New skyscrapers have also dramatically altered the city skyline. If you visit the Starbucks in the Columbia Center sky lobby, you can see one of them up close, the sharp-edged F5 Tower. Blocks away, the new, L-shaped Rainier Square has already been topped, becoming the second-highest building in the city after the Columbia Center. Such tall buildings sure make Seattle feel more like New York City every day. High-rises are also popping up in upzoned neighborhoods. Have you noticed the M Seattle in the University District?

The scene at the street level isn’t the same either. Fancy food trucks, for example, were a rare sight in 2010 — remember “Maximus/Minimus,” the sci-fi-meets-steampunk-era truck that served pulled-pork sandwiches? These days, plenty of colorful trucks offering every possible international flavor can be seen downtown during lunch hour. Moving about the city has also become more complex. Not a day goes by in which I don’t see someone zipping around on a self-powered electric scooter (aka “e-rideables”) or riding one of those free-floating shared bikes that sometimes end up being dropped in the unlikeliest places.
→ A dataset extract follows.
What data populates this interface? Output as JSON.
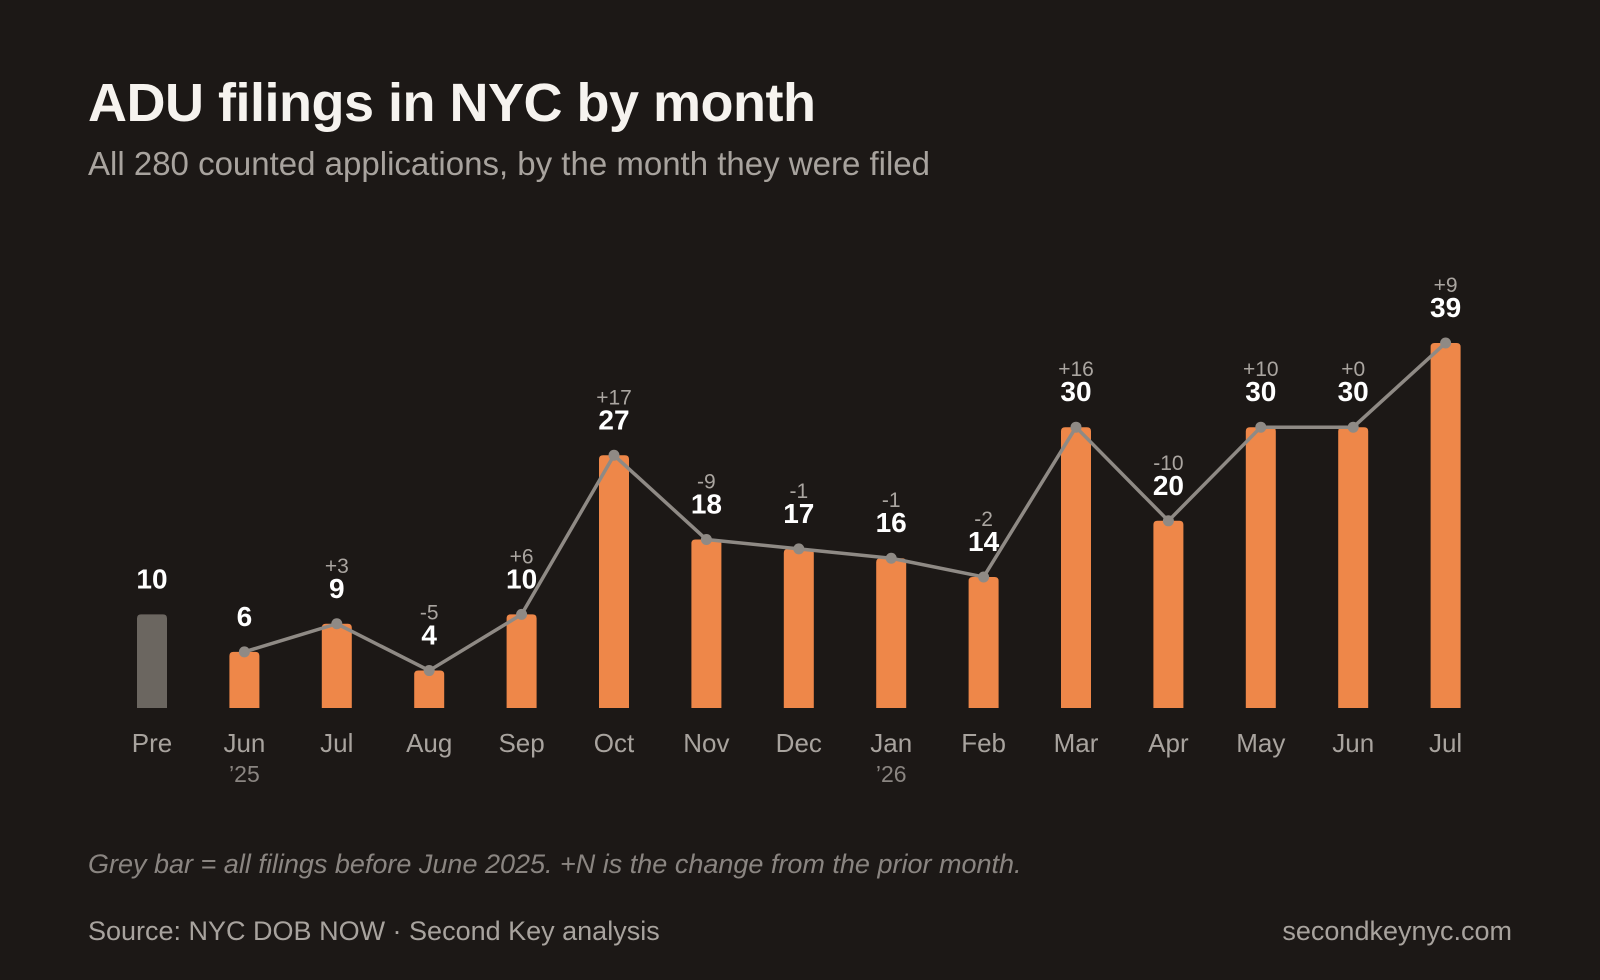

So much has changed in 10 years, it’s easy to say that Seattle is unrecognizable. Yet everyone I’ve come across as I sketched around the region remains fiercely proud of this place we call home. I never saw a bigger display of Seattle civic pride than when the Seahawks paraded through the city to celebrate their first Super Bowl title in 2014. Now that playoff season is around the corner, I can’t think of a better way to start the 2020s than with a repeat of that joyful moment.